RESEARCH PROJECT 2.CHEMINFORMATICS
Investigators: Tropsha (P.I.), Zheng, Golbraikh, Liu
Project 2 seeks to establish a universally applicable and robust predictive toxicology modeling framework based on rigorous Quantitative Structure Activity/Property Relationships (QSAR/QSPR, used here interchangeably) methodologies. The framework has been refined over many years of our research on QSPR methodology development and application to experimental datasets that led to novel analytical approaches (Zheng and Tropsha, 2000), descriptors (Golbraikh and Tropsha, 2003), model validation schemes (Golbraikh and Tropsha, 2002a;Tropsha et al., 2003), overall QSPR workflow design (Shen et al., 2004b;Kovatcheva et al., 2004), and multiple end-point predictors (see (Tropsha, 2003;Tropsha, 2005) for recent reviews). This Project focuses on the design of optimized QSPR protocols for the development of reliable models of critically important toxicological end point properties with the goal of sharing both modeling software and specialized predictors with the research community via a web-based Predictive Toxicology Portal. Objectives will be achieved via concurrent development of QSPR methodology (Specific objective 1), building highly predictive, robust QSPR models of ADME-Tox properties (Specific objective 2), and the deployment of modeling software and individual predictors via a specialized web-portal (Specific objective 3) as follows.

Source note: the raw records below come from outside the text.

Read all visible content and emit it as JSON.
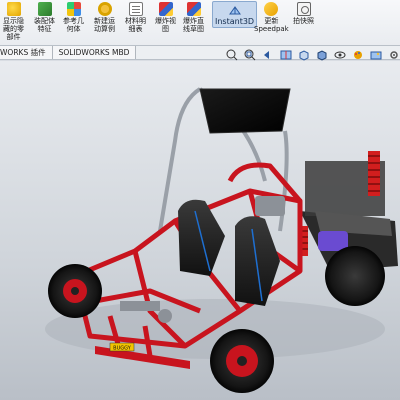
{
  "ribbon": {
    "buttons": [
      {
        "label": "显示隐\n藏的零\n部件",
        "icon": "show-hidden-components-icon"
      },
      {
        "label": "装配体\n特征",
        "icon": "assembly-features-icon"
      },
      {
        "label": "参考几\n何体",
        "icon": "reference-geometry-icon"
      },
      {
        "label": "新建运\n动算例",
        "icon": "new-motion-study-icon"
      },
      {
        "label": "材料明\n细表",
        "icon": "bill-of-materials-icon"
      },
      {
        "label": "爆炸视\n图",
        "icon": "exploded-view-icon"
      },
      {
        "label": "爆炸直\n线草图",
        "icon": "explode-line-sketch-icon"
      },
      {
        "label": "Instant3D",
        "icon": "instant3d-icon"
      },
      {
        "label": "更新\nSpeedpak",
        "icon": "speedpak-icon"
      },
      {
        "label": "拍快照",
        "icon": "snapshot-icon"
      }
    ]
  },
  "tabs": [
    "WORKS 插件",
    "SOLIDWORKS MBD"
  ],
  "hud_icons": [
    "zoom-to-fit-icon",
    "zoom-area-icon",
    "previous-view-icon",
    "section-view-icon",
    "view-orientation-icon",
    "display-style-icon",
    "hide-show-items-icon",
    "edit-appearance-icon",
    "apply-scene-icon",
    "view-settings-icon",
    "monitor-icon"
  ],
  "viewport": {
    "model_name": "buggy-assembly",
    "plate_text": "BUGGY"
  },
  "colors": {
    "frame_red": "#c8141e",
    "roof_black": "#0c0c0c",
    "seat_blue_trim": "#1e6fd1",
    "spring_red": "#d21e1e",
    "purple_part": "#6a4bd1"
  }
}
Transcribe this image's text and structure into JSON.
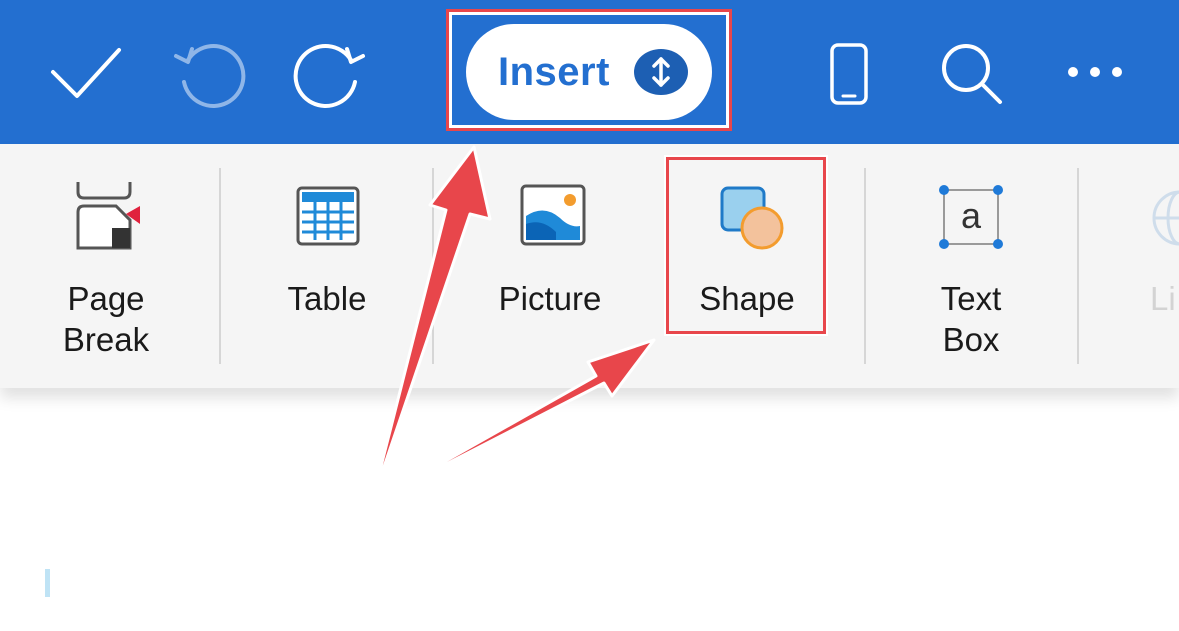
{
  "toolbar": {
    "background_color": "#236fd0",
    "icons": {
      "done": "checkmark-icon",
      "undo": "undo-icon",
      "redo": "redo-icon",
      "view": "phone-icon",
      "search": "search-icon",
      "more": "more-icon"
    },
    "insert_tab": {
      "label": "Insert",
      "toggle_icon": "up-down-arrow-icon"
    }
  },
  "ribbon": {
    "items": [
      {
        "label_line1": "Page",
        "label_line2": "Break",
        "icon": "page-break-icon"
      },
      {
        "label_line1": "Table",
        "label_line2": "",
        "icon": "table-icon"
      },
      {
        "label_line1": "Picture",
        "label_line2": "",
        "icon": "picture-icon"
      },
      {
        "label_line1": "Shape",
        "label_line2": "",
        "icon": "shape-icon"
      },
      {
        "label_line1": "Text",
        "label_line2": "Box",
        "icon": "text-box-icon"
      },
      {
        "label_line1": "Li",
        "label_line2": "",
        "icon": "link-icon"
      }
    ]
  },
  "annotations": {
    "highlight_color": "#e8464b",
    "arrow_color": "#e8464b"
  }
}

RESEARCH PROJECT 3.COMPUTATIONAL INFRASTRUCTURE FOR SYSTEMS TOXICOLOGY
The Computational Infrastructure for Systems Toxicology project (Project 3) of the proposed Environmental Bioinformatics Research Center (EBRC) will provide direct solutions to computationally challenging problems in Investigational Areas 1 – Improving Linkages in Source-to-Outcome Paradigm, and 3 – Enhanced Quantitative Risk Assessment. Furthermore, Project 3 will generalize the solution methods into a broad computational infrastructure that will support the other two EBRC projects, as well as EPA at large. In this proposal we describe the goals of Project 3 and its importance to the Center, the driving biological problem that will serve as a primer for the design of this infrastructure, the infrastructure design itself, and implementation issues on high-performance and grid computer facilities. We also describe how the other EBRC projects will interact with Project 3, how our personnel will assist in development and integration of new analysis methods into user-friendly, open-access, web-based tools and resources, and how Project 3 will become a broader resource beyond the Center.

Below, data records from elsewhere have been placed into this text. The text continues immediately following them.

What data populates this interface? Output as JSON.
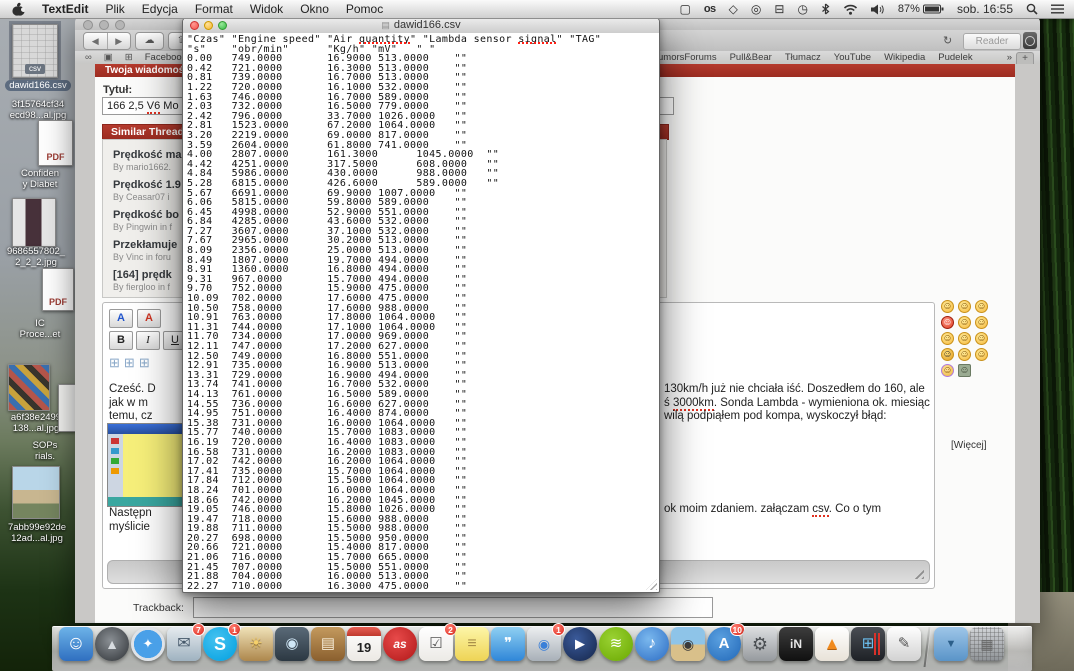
{
  "menu_bar": {
    "app_name": "TextEdit",
    "menus": [
      "Plik",
      "Edycja",
      "Format",
      "Widok",
      "Okno",
      "Pomoc"
    ],
    "status_icons": [
      {
        "name": "app-shape-icon",
        "glyph": "▢"
      },
      {
        "name": "lastfm-status-icon",
        "glyph": "os"
      },
      {
        "name": "dropbox-icon",
        "glyph": "◇"
      },
      {
        "name": "sync-alert-icon",
        "glyph": "◎"
      },
      {
        "name": "disk-icon",
        "glyph": "⊟"
      },
      {
        "name": "time-machine-icon",
        "glyph": "◷"
      }
    ],
    "battery": "87%",
    "clock": "sob. 16:55"
  },
  "desktop": {
    "icons": [
      {
        "name": "dawid166-csv",
        "kind": "csv",
        "badge": "csv",
        "selected": true,
        "lines": [
          "dawid166.csv"
        ],
        "thumb": [
          12,
          6,
          44,
          52
        ],
        "label": [
          0,
          62,
          76
        ]
      },
      {
        "name": "image-3f15764",
        "kind": "none",
        "selected": false,
        "lines": [
          "3f15764cf34",
          "ecd98...al.jpg"
        ],
        "thumb": null,
        "label": [
          0,
          81,
          76
        ]
      },
      {
        "name": "pdf-confiden",
        "kind": "pdf",
        "badge": "PDF",
        "selected": false,
        "lines": [
          "Confiden",
          "y Diabet"
        ],
        "thumb": [
          38,
          102,
          33,
          44
        ],
        "label": [
          4,
          150,
          72
        ]
      },
      {
        "name": "image-9686557802",
        "kind": "person",
        "selected": false,
        "lines": [
          "9686557802_",
          "2_2_2.jpg"
        ],
        "thumb": [
          12,
          180,
          42,
          47
        ],
        "label": [
          0,
          228,
          72
        ]
      },
      {
        "name": "pdf-ic-proce",
        "kind": "pdf",
        "badge": "PDF",
        "selected": false,
        "lines": [
          "IC",
          "Proce...et"
        ],
        "thumb": [
          42,
          250,
          30,
          41
        ],
        "label": [
          4,
          300,
          72
        ]
      },
      {
        "name": "image-a6f38e2499",
        "kind": "gta",
        "selected": false,
        "lines": [
          "a6f38e2499",
          "138...al.jpg"
        ],
        "thumb": [
          8,
          346,
          40,
          45
        ],
        "label": [
          0,
          394,
          72
        ]
      },
      {
        "name": "doc-sops",
        "kind": "sliver",
        "selected": false,
        "lines": [
          "SOPs",
          "rials."
        ],
        "thumb": [
          58,
          366,
          16,
          46
        ],
        "label": [
          16,
          422,
          58
        ]
      },
      {
        "name": "image-7abb99e92de",
        "kind": "photo",
        "selected": false,
        "lines": [
          "7abb99e92de",
          "12ad...al.jpg"
        ],
        "thumb": [
          12,
          448,
          46,
          51
        ],
        "label": [
          0,
          504,
          74
        ]
      }
    ]
  },
  "safari": {
    "reader_label": "Reader",
    "bookmarks_left": [
      "Facebook"
    ],
    "bookmarks_right": [
      "umorsForums",
      "Pull&Bear",
      "Tłumacz",
      "YouTube",
      "Wikipedia",
      "Pudelek"
    ],
    "chevron": "»",
    "new_tab": "+"
  },
  "forum": {
    "banner": "Twoja wiadomość",
    "title_label": "Tytuł:",
    "title_value": [
      {
        "t": "166 2,5 "
      },
      {
        "t": "V6",
        "mis": true
      },
      {
        "t": " Mo"
      }
    ],
    "similar_header": "Similar Threads",
    "threads": [
      {
        "title": "Prędkość ma",
        "by": "By mario1662."
      },
      {
        "title": "Prędkość 1.9",
        "by": "By Ceasar07 i"
      },
      {
        "title": "Prędkość bo",
        "by": "By Pingwin in f"
      },
      {
        "title": "Przekłamuje",
        "by": "By Vinc in foru"
      },
      {
        "title": "[164] prędk",
        "by": "By fiergloo in f"
      }
    ],
    "editor": {
      "font_btn": "A",
      "color_btn": "A",
      "bold": "B",
      "italic": "I",
      "underline": "U"
    },
    "msg_left": [
      "Cześć. D",
      "jak w m",
      "temu, cz"
    ],
    "msg_left2": [
      "Następn",
      "myślicie"
    ],
    "msg_right": [
      [
        {
          "t": "130km/h już nie chciała iść. Doszedłem do 160, ale"
        }
      ],
      [
        {
          "t": "ś "
        },
        {
          "t": "3000km",
          "mis": true
        },
        {
          "t": ". Sonda Lambda - wymieniona ok. miesiąc"
        }
      ],
      [
        {
          "t": "wilą podpiąłem pod kompa, wyskoczył błąd:"
        }
      ]
    ],
    "msg_right2": [
      [
        {
          "t": "ok moim zdaniem. załączam "
        },
        {
          "t": "csv",
          "mis": true
        },
        {
          "t": ". Co o tym"
        }
      ]
    ],
    "more_link": "[Więcej]",
    "trackback_label": "Trackback:"
  },
  "textedit": {
    "window_title": "dawid166.csv",
    "csv": {
      "header": [
        "\"Czas\"",
        "\"Engine speed\"",
        "\"Air quantity\"",
        "\"Lambda sensor signal\"",
        "\"TAG\""
      ],
      "units": [
        "\"s\"",
        "\"obr/min\"",
        "\"Kg/h\"",
        "\"mV\"",
        "\" \""
      ],
      "tag": "\"\"",
      "rows": [
        [
          "0.00",
          "749.0000",
          "16.9000",
          "513.0000"
        ],
        [
          "0.42",
          "721.0000",
          "16.3000",
          "513.0000"
        ],
        [
          "0.81",
          "739.0000",
          "16.7000",
          "513.0000"
        ],
        [
          "1.22",
          "720.0000",
          "16.1000",
          "532.0000"
        ],
        [
          "1.63",
          "746.0000",
          "16.7000",
          "589.0000"
        ],
        [
          "2.03",
          "732.0000",
          "16.5000",
          "779.0000"
        ],
        [
          "2.42",
          "796.0000",
          "33.7000",
          "1026.0000"
        ],
        [
          "2.81",
          "1523.0000",
          "67.2000",
          "1064.0000"
        ],
        [
          "3.20",
          "2219.0000",
          "69.0000",
          "817.0000"
        ],
        [
          "3.59",
          "2604.0000",
          "61.8000",
          "741.0000"
        ],
        [
          "4.00",
          "2807.0000",
          "161.3000",
          "1045.0000"
        ],
        [
          "4.42",
          "4251.0000",
          "317.5000",
          "608.0000"
        ],
        [
          "4.84",
          "5986.0000",
          "430.0000",
          "988.0000"
        ],
        [
          "5.28",
          "6815.0000",
          "426.6000",
          "589.0000"
        ],
        [
          "5.67",
          "6691.0000",
          "69.9000",
          "1007.0000"
        ],
        [
          "6.06",
          "5815.0000",
          "59.8000",
          "589.0000"
        ],
        [
          "6.45",
          "4998.0000",
          "52.9000",
          "551.0000"
        ],
        [
          "6.84",
          "4285.0000",
          "43.6000",
          "532.0000"
        ],
        [
          "7.27",
          "3607.0000",
          "37.1000",
          "532.0000"
        ],
        [
          "7.67",
          "2965.0000",
          "30.2000",
          "513.0000"
        ],
        [
          "8.09",
          "2356.0000",
          "25.0000",
          "513.0000"
        ],
        [
          "8.49",
          "1807.0000",
          "19.7000",
          "494.0000"
        ],
        [
          "8.91",
          "1360.0000",
          "16.8000",
          "494.0000"
        ],
        [
          "9.31",
          "967.0000",
          "15.7000",
          "494.0000"
        ],
        [
          "9.70",
          "752.0000",
          "15.9000",
          "475.0000"
        ],
        [
          "10.09",
          "702.0000",
          "17.6000",
          "475.0000"
        ],
        [
          "10.50",
          "758.0000",
          "17.6000",
          "988.0000"
        ],
        [
          "10.91",
          "763.0000",
          "17.8000",
          "1064.0000"
        ],
        [
          "11.31",
          "744.0000",
          "17.1000",
          "1064.0000"
        ],
        [
          "11.70",
          "734.0000",
          "17.0000",
          "969.0000"
        ],
        [
          "12.11",
          "747.0000",
          "17.2000",
          "627.0000"
        ],
        [
          "12.50",
          "749.0000",
          "16.8000",
          "551.0000"
        ],
        [
          "12.91",
          "735.0000",
          "16.9000",
          "513.0000"
        ],
        [
          "13.31",
          "729.0000",
          "16.9000",
          "494.0000"
        ],
        [
          "13.74",
          "741.0000",
          "16.7000",
          "532.0000"
        ],
        [
          "14.13",
          "761.0000",
          "16.5000",
          "589.0000"
        ],
        [
          "14.55",
          "736.0000",
          "16.6000",
          "627.0000"
        ],
        [
          "14.95",
          "751.0000",
          "16.4000",
          "874.0000"
        ],
        [
          "15.38",
          "731.0000",
          "16.0000",
          "1064.0000"
        ],
        [
          "15.77",
          "740.0000",
          "15.7000",
          "1083.0000"
        ],
        [
          "16.19",
          "720.0000",
          "16.4000",
          "1083.0000"
        ],
        [
          "16.58",
          "731.0000",
          "16.2000",
          "1083.0000"
        ],
        [
          "17.02",
          "742.0000",
          "16.2000",
          "1064.0000"
        ],
        [
          "17.41",
          "735.0000",
          "15.7000",
          "1064.0000"
        ],
        [
          "17.84",
          "712.0000",
          "15.5000",
          "1064.0000"
        ],
        [
          "18.24",
          "701.0000",
          "16.0000",
          "1064.0000"
        ],
        [
          "18.66",
          "742.0000",
          "16.2000",
          "1045.0000"
        ],
        [
          "19.05",
          "746.0000",
          "15.8000",
          "1026.0000"
        ],
        [
          "19.47",
          "718.0000",
          "15.6000",
          "988.0000"
        ],
        [
          "19.88",
          "711.0000",
          "15.5000",
          "988.0000"
        ],
        [
          "20.27",
          "698.0000",
          "15.5000",
          "950.0000"
        ],
        [
          "20.66",
          "721.0000",
          "15.4000",
          "817.0000"
        ],
        [
          "21.06",
          "716.0000",
          "15.7000",
          "665.0000"
        ],
        [
          "21.45",
          "707.0000",
          "15.5000",
          "551.0000"
        ],
        [
          "21.88",
          "704.0000",
          "16.0000",
          "513.0000"
        ],
        [
          "22.27",
          "710.0000",
          "16.3000",
          "475.0000"
        ]
      ]
    }
  },
  "emoticons": [
    {
      "k": "smile"
    },
    {
      "k": "grin"
    },
    {
      "k": "confused"
    },
    {
      "k": "mad"
    },
    {
      "k": "blush"
    },
    {
      "k": "laugh"
    },
    {
      "k": "happy"
    },
    {
      "k": "bigsmile"
    },
    {
      "k": "wink"
    },
    {
      "k": "cool"
    },
    {
      "k": "tongue"
    },
    {
      "k": "small"
    },
    {
      "k": "party"
    },
    {
      "k": "troll"
    }
  ],
  "dock": [
    {
      "id": "finder",
      "glyph": "☺"
    },
    {
      "id": "launchpad",
      "glyph": "▲"
    },
    {
      "id": "safari",
      "glyph": "✦"
    },
    {
      "id": "mail",
      "glyph": "✉",
      "badge": "7"
    },
    {
      "id": "skype",
      "glyph": "S",
      "badge": "1"
    },
    {
      "id": "iphoto",
      "glyph": "☀"
    },
    {
      "id": "photo-booth",
      "glyph": "◉"
    },
    {
      "id": "contacts",
      "glyph": "▤"
    },
    {
      "id": "calendar",
      "glyph": "19"
    },
    {
      "id": "lastfm",
      "glyph": "as"
    },
    {
      "id": "reminders",
      "glyph": "☑",
      "badge": "2"
    },
    {
      "id": "notes",
      "glyph": "≡"
    },
    {
      "id": "messages",
      "glyph": "❞"
    },
    {
      "id": "facetime",
      "glyph": "◉",
      "badge": "1"
    },
    {
      "id": "quicktime",
      "glyph": "▶"
    },
    {
      "id": "spotify",
      "glyph": "≋"
    },
    {
      "id": "itunes",
      "glyph": "♪"
    },
    {
      "id": "photos",
      "glyph": "◉"
    },
    {
      "id": "appstore",
      "glyph": "A",
      "badge": "10"
    },
    {
      "id": "sysprefs",
      "glyph": "⚙"
    },
    {
      "id": "independence",
      "glyph": "iN"
    },
    {
      "id": "vlc",
      "glyph": "▲"
    },
    {
      "id": "parallels",
      "glyph": "⊞"
    },
    {
      "id": "textedit",
      "glyph": "✎"
    },
    {
      "id": "divider"
    },
    {
      "id": "downloads",
      "glyph": "▼"
    },
    {
      "id": "trash",
      "glyph": "▦"
    }
  ]
}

The EPA has elevated the importance of the Center’s role in performing outreach and translation activities (POTA). Our center created, as a complement to our research programs, an equally important functional area, integrated into the research, for deploying bioinformatics technologies into the environmental community; our Translation Group. It is understood that the field of bioinformatics, as defined within the Center, is broad in scope and is changing rapidly with discoveries in science and advances in information technologies. The benefactors of the Center are equally diverse in their needs to understand the application and implications of this cutting-edge science to resolving critical environmental issues. The EPA has identified potential benefactors of the center’s research that span policy-makers, the public and other stakeholders, and science professionals.